Albert Einstein supposedly once said that the most powerful force in the universe is compound interest. Naturally, investors seek compound growth, but they often fail to capture its full benefit.
The principle of compound growth can be defined as the power of exponential growth, that is, growth on growth. It’s like a snowball effect whereby you receive growth, not only on your original investments, but also on any interest, dividends, and capital gains that have accumulated — thus, your money can grow faster and faster as time goes on.
Recently we released a white paper called “Math Matters: Rethinking Investment Returns & How Math Impacts Results.” The choice of a title was deliberate: math really does matter to the ultimate success or failure of an investment plan.
However, the irrefutable truths of these mathematical principles sometimes get lost when fear and greed take over the investor’s mind. The white paper seeks to fortify rational investors by proving the importance of four mathematical concepts, namely:
The importance and power of compound growth
The importance of avoiding large losses to returns
The importance of variance drain/volatility drag
The value of a non-normal distribution of returns
In future blog posts, we will discuss the latter three points, but this post is focused on the power of compounding returns.
While it sounds simple, the concept of compound growth and its impact can be a difficult one to grasp.
Why is compound growth so important and how does it impact the returns one might achieve with an investment?
One of the best ways to illustrate the power of compound growth is through a simple hypothetical illustration.
There are two major takeaways from this illustration. The first being:
- It takes a while for the power of compounding to really take effect.
After 20 years, an initial investment of $100,000 that grows at a 12% annual rate is worth $964,629; a gain of $864,629. Not bad at all. However, over the following 20 years that $964,629 grows to $9,305,097, an increase of $8,340,468 (highlighted in the table below). That is the power of compounding returns.
The separation in the lines of the chart above, and the difference between the numbers in the table below, is not significant until years into the investment timeline. That means investors need to remain invested to allow for the time that compound growth needs to work its magic.
Viewed another way, the difference between a 10% annual rate of return and a 12% annual rate of return on an initial investment of $100,000 is only $291,879 after 20 years: $672,750 vs $964,629, respectively.
However, after 40 years the difference is immense. Those extra 200 basis points will more than double the value of an investment: $4,525,926 at 10%, $9,305,097 at 12%.
Of course, this is a theoretical example meant to illustrate a mathematical point. In the real world, it’s safe to say no one has ever seen an investment that has provided a constant 10%, 12%, or 15% annual return over 40 years with zero volatility, or fluctuation, in value over a given period.
This highlights the second major take-away from this illustration:
- Volatility or losses will have a big impact on the ending wealth of any scenario.
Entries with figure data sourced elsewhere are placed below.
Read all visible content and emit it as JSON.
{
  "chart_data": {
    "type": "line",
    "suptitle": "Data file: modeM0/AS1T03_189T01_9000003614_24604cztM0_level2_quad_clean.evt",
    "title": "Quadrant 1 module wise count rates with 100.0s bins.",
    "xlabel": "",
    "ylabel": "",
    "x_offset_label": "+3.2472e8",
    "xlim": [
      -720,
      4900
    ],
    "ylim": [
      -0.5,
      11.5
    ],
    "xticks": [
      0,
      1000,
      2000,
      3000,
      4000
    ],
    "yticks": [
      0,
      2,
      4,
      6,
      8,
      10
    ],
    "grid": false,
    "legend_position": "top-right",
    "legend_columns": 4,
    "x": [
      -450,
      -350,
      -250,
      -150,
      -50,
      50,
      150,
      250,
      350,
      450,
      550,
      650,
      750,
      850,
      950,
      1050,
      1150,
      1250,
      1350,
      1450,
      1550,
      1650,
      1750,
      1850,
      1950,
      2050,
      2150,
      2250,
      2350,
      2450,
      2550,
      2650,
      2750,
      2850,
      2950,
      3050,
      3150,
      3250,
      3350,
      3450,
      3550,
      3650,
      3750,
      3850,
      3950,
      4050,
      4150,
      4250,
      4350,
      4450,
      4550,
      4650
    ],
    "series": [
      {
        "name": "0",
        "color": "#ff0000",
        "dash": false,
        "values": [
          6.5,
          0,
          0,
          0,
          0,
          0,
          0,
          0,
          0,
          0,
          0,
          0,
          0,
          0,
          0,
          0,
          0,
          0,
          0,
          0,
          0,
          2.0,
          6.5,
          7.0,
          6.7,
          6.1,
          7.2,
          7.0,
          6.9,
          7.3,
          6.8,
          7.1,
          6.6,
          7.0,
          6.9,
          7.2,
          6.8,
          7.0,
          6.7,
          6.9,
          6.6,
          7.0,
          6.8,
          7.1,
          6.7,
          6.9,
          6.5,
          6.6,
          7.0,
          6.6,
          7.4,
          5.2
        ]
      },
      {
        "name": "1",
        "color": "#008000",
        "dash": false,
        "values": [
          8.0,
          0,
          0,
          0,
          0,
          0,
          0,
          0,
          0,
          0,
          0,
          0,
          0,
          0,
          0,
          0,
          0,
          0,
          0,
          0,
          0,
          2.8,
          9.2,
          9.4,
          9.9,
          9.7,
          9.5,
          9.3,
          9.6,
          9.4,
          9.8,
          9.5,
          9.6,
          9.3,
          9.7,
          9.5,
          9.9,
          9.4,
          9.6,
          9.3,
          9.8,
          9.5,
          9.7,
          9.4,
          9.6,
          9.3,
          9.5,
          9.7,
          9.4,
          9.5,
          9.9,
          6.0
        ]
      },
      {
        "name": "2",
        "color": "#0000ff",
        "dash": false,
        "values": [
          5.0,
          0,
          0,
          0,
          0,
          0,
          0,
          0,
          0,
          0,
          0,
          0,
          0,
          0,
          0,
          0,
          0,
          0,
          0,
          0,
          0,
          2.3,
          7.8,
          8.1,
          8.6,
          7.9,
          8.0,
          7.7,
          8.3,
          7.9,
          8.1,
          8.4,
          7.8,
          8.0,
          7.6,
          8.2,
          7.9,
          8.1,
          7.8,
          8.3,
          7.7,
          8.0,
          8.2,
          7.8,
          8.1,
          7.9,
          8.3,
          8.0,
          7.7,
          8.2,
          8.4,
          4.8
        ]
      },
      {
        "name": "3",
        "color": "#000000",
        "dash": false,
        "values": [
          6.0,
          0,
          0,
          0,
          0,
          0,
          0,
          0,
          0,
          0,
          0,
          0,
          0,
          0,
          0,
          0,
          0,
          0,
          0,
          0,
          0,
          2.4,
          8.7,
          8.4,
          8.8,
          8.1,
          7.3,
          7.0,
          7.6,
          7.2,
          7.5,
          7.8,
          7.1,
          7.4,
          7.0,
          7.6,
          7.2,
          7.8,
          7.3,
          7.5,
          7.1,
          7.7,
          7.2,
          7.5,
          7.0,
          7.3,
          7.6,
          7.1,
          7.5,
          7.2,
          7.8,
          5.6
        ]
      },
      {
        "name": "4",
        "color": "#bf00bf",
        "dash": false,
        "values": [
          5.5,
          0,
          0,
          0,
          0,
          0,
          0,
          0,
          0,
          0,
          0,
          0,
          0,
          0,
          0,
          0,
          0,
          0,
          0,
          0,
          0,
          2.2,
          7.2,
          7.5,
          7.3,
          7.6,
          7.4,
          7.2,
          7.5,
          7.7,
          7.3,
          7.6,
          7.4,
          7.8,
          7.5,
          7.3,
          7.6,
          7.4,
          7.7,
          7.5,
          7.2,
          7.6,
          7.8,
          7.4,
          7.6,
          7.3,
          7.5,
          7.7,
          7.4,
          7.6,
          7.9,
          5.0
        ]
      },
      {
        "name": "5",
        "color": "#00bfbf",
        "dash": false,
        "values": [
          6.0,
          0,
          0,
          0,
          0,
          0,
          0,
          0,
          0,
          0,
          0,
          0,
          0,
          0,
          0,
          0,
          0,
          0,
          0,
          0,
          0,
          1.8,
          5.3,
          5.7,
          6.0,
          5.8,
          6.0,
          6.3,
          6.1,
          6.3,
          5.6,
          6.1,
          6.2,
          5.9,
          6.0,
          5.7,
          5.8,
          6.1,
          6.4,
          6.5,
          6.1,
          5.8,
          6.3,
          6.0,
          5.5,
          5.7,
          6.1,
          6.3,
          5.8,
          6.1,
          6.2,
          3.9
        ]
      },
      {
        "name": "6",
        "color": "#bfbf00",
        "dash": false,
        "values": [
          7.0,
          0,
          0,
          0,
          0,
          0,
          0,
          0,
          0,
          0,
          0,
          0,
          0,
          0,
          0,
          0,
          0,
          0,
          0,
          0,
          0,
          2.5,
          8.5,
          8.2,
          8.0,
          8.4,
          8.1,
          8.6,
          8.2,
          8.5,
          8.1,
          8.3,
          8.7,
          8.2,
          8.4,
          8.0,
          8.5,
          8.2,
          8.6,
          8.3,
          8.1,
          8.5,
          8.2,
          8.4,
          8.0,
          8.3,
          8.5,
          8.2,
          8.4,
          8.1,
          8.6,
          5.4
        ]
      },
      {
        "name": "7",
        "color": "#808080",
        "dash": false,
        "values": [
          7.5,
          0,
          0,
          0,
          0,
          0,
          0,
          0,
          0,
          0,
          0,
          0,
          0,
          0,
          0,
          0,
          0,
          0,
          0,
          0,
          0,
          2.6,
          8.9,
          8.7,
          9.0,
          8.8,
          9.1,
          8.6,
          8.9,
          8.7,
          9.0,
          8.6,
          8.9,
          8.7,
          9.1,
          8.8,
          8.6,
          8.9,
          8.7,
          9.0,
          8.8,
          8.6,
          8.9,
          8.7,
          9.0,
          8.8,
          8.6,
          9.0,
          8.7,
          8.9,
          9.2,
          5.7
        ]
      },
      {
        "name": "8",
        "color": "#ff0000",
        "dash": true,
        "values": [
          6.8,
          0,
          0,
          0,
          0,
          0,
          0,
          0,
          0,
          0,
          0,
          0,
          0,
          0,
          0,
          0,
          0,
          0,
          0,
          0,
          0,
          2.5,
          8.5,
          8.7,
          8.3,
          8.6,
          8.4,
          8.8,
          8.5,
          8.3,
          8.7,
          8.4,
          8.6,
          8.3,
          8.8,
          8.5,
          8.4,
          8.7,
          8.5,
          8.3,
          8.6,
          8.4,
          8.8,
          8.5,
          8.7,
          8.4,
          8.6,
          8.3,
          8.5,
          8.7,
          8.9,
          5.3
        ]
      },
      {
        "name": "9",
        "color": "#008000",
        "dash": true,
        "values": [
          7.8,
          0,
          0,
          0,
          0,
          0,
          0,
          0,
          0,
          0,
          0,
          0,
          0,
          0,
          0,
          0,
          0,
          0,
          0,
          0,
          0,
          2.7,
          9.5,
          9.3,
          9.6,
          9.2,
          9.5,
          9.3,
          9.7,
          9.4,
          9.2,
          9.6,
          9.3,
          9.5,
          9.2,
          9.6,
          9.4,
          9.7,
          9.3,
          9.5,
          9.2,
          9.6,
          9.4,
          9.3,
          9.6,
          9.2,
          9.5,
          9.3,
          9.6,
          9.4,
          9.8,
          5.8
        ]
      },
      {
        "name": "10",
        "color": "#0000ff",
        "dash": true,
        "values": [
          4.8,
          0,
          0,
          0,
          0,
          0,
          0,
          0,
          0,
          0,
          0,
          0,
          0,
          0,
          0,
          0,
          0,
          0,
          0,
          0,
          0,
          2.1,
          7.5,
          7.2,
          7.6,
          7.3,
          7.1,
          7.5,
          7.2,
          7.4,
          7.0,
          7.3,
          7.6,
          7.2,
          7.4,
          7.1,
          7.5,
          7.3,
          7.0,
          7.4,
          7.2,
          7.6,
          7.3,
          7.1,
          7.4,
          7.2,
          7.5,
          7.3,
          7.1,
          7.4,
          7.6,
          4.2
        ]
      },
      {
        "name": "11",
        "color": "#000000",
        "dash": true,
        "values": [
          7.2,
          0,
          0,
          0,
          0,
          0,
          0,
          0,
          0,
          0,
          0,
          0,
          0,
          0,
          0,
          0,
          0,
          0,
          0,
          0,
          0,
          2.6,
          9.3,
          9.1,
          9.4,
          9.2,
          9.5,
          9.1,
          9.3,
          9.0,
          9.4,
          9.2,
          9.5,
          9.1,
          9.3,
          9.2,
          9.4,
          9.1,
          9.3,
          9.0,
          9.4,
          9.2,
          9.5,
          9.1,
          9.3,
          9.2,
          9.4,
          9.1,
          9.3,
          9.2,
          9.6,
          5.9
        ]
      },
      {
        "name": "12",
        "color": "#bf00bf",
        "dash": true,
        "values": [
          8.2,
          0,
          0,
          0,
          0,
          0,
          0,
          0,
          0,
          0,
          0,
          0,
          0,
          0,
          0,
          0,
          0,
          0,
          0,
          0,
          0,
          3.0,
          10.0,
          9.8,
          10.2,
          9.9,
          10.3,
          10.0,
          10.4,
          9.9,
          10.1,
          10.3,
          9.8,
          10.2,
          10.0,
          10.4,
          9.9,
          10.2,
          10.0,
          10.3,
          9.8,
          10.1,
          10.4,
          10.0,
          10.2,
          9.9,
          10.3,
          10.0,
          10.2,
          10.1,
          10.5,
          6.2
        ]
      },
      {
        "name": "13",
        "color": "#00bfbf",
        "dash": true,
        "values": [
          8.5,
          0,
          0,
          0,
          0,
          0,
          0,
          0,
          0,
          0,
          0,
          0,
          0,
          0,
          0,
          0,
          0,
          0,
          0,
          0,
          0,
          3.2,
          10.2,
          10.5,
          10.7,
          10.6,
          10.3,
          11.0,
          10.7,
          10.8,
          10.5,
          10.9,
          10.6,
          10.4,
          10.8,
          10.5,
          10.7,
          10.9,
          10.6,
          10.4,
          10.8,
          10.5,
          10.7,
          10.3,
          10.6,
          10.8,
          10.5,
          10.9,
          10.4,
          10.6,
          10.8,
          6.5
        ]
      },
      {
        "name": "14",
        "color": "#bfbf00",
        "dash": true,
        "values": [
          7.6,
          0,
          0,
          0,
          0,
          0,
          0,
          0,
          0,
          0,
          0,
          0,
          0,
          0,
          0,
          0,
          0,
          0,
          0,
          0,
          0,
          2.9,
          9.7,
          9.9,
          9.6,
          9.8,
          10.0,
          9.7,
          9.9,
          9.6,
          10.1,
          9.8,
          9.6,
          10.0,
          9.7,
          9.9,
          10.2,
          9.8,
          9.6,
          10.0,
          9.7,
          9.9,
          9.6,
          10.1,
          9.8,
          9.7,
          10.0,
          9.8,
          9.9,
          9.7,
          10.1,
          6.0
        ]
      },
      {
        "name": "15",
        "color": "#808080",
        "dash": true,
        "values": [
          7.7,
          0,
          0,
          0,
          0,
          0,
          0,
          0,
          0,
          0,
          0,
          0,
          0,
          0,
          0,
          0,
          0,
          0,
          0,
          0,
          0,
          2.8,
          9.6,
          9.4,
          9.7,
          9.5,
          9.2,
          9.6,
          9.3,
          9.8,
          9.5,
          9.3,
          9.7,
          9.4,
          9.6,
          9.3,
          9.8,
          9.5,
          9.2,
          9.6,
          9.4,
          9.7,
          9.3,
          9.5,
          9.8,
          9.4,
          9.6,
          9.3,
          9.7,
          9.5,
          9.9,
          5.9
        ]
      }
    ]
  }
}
The hypothetical case above represents an ideal scenario: positive returns with no risk, no volatility, and no losses. In the real world, anything that causes a “reset” to the value of an investment will be detrimental.
In conclusion, yes, compound returns are a wonderful thing. However, the compounding power will be severely undermined by large losses and volatility. The extent to which large losses and volatility can limit or even overwhelm the power of compounding returns will be explored in future blog posts in this series.